The energy consultants Carbon Tracker said the European Union’s effort to reduce a glut in its emissions trading system may push carbon permit prices to 35 euros ($40) to 40 euros a metric ton on average from 2019 to 2023. Prices may hit 50 euros in the winters of 2021 and 2022.
Higher emission costs can make it more cost-effective for power generators to use natural gas, which requires only about half the allowances needed to burn dirtier coal. That demand may push up gas prices, currently trading at the highest level for the time of the year since 2013, to new seasonal peaks.
Carbon has more than quadrupled since May 2017 to the highest levels in a decade, buoyed by EU regulations next year that will cut away a surplus that had depressed prices. But the prospect of an EU allowance shortage is pushing up power prices across Europe, which may in turn trigger political pressure to cap carbon.
“Bullish as the outlook for EUA prices looks to us, it is important to remember that the EU-ETS is ultimately a political construct,” said Mark Lewis, head of research at Carbon Tracker. “If prices were to exceed 50 euros a ton for more than a couple of months at any point within the next two to three years this would likely lead to pressure for countervailing measures, especially in Eastern Europe.”
Carbon Tracker’s price forecast was revised up from an estimate of 20 euros to 30 euros made in April.
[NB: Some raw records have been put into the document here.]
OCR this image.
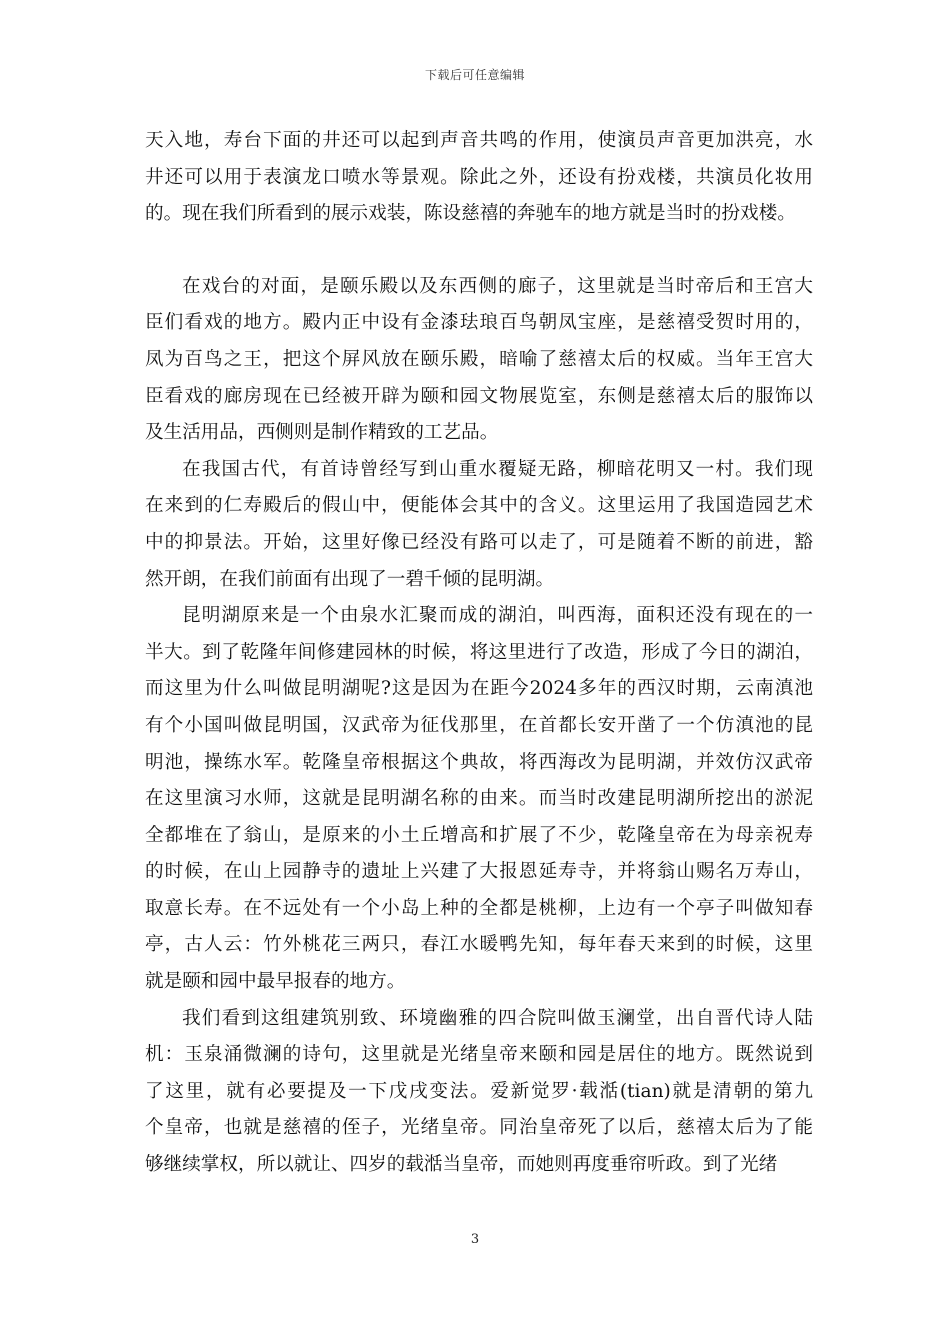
下载后可任意编辑
天入地，寿台下面的井还可以起到声音共鸣的作用，使演员声音更加洪亮，水
井还可以用于表演龙口喷水等景观。除此之外，还设有扮戏楼，共演员化妆用
的。现在我们所看到的展示戏装，陈设慈禧的奔驰车的地方就是当时的扮戏楼。
在戏台的对面，是颐乐殿以及东西侧的廊子，这里就是当时帝后和王宫大
臣们看戏的地方。殿内正中设有金漆珐琅百鸟朝凤宝座，是慈禧受贺时用的，
凤为百鸟之王，把这个屏风放在颐乐殿，暗喻了慈禧太后的权威。当年王宫大
臣看戏的廊房现在已经被开辟为颐和园文物展览室，东侧是慈禧太后的服饰以
及生活用品，西侧则是制作精致的工艺品。
在我国古代，有首诗曾经写到山重水覆疑无路，柳暗花明又一村。我们现
在来到的仁寿殿后的假山中，便能体会其中的含义。这里运用了我国造园艺术
中的抑景法。开始，这里好像已经没有路可以走了，可是随着不断的前进，豁
然开朗，在我们前面有出现了一碧千倾的昆明湖。
昆明湖原来是一个由泉水汇聚而成的湖泊，叫西海，面积还没有现在的一
半大。到了乾隆年间修建园林的时候，将这里进行了改造，形成了今日的湖泊，
而这里为什么叫做昆明湖呢?这是因为在距今2024多年的西汉时期，云南滇池
有个小国叫做昆明国，汉武帝为征伐那里，在首都长安开凿了一个仿滇池的昆
明池，操练水军。乾隆皇帝根据这个典故，将西海改为昆明湖，并效仿汉武帝
在这里演习水师，这就是昆明湖名称的由来。而当时改建昆明湖所挖出的淤泥
全都堆在了翁山，是原来的小土丘增高和扩展了不少，乾隆皇帝在为母亲祝寿
的时候，在山上园静寺的遗址上兴建了大报恩延寿寺，并将翁山赐名万寿山，
取意长寿。在不远处有一个小岛上种的全都是桃柳，上边有一个亭子叫做知春
亭，古人云：竹外桃花三两只，春江水暖鸭先知，每年春天来到的时候，这里
就是颐和园中最早报春的地方。
我们看到这组建筑别致、环境幽雅的四合院叫做玉澜堂，出自晋代诗人陆
机：玉泉涌微澜的诗句，这里就是光绪皇帝来颐和园是居住的地方。既然说到
了这里，就有必要提及一下戊戌变法。爱新觉罗·载湉(tian)就是清朝的第九
个皇帝，也就是慈禧的侄子，光绪皇帝。同治皇帝死了以后，慈禧太后为了能
够继续掌权，所以就让、四岁的载湉当皇帝，而她则再度垂帘听政。到了光绪
3
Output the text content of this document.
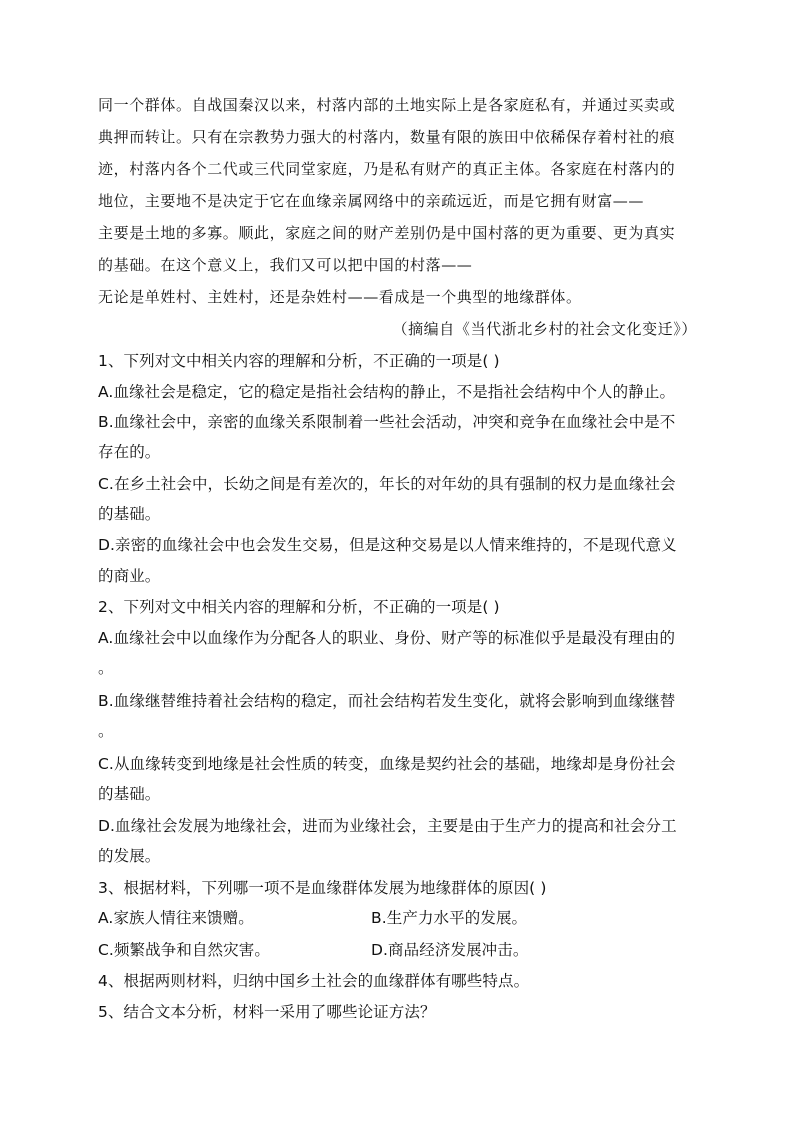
同一个群体。自战国秦汉以来，村落内部的土地实际上是各家庭私有，并通过买卖或
典押而转让。只有在宗教势力强大的村落内，数量有限的族田中依稀保存着村社的痕
迹，村落内各个二代或三代同堂家庭，乃是私有财产的真正主体。各家庭在村落内的
地位，主要地不是决定于它在血缘亲属网络中的亲疏远近，而是它拥有财富——
主要是土地的多寡。顺此，家庭之间的财产差别仍是中国村落的更为重要、更为真实
的基础。在这个意义上，我们又可以把中国的村落——
无论是单姓村、主姓村，还是杂姓村——看成是一个典型的地缘群体。
（摘编自《当代浙北乡村的社会文化变迁》）
1、下列对文中相关内容的理解和分析，不正确的一项是( )
A.血缘社会是稳定，它的稳定是指社会结构的静止，不是指社会结构中个人的静止。
B.血缘社会中，亲密的血缘关系限制着一些社会活动，冲突和竞争在血缘社会中是不
存在的。
C.在乡土社会中，长幼之间是有差次的，年长的对年幼的具有强制的权力是血缘社会
的基础。
D.亲密的血缘社会中也会发生交易，但是这种交易是以人情来维持的，不是现代意义
的商业。
2、下列对文中相关内容的理解和分析，不正确的一项是( )
A.血缘社会中以血缘作为分配各人的职业、身份、财产等的标准似乎是最没有理由的
。
B.血缘继替维持着社会结构的稳定，而社会结构若发生变化，就将会影响到血缘继替
。
C.从血缘转变到地缘是社会性质的转变，血缘是契约社会的基础，地缘却是身份社会
的基础。
D.血缘社会发展为地缘社会，进而为业缘社会，主要是由于生产力的提高和社会分工
的发展。
3、根据材料，下列哪一项不是血缘群体发展为地缘群体的原因( )
A.家族人情往来馈赠。	B.生产力水平的发展。
C.频繁战争和自然灾害。	D.商品经济发展冲击。
4、根据两则材料，归纳中国乡土社会的血缘群体有哪些特点。
5、结合文本分析，材料一采用了哪些论证方法？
Benchmark carbon futures have more than doubled this year, outperforming oil’s 9 percent gain and the 2.5 percent advance in the S&P GSCI commodities index.
Lewis estimates that the market stability reserve will cause a deficit of about 1.4 billion tons in the power and aviation sectors over the next five years. When the market began in 2005, permits were handed out for free. Since 2013, utilities have had to buy them.
“The market is now counting down to the biggest supply squeeze the EU-ETS has ever seen,” he said.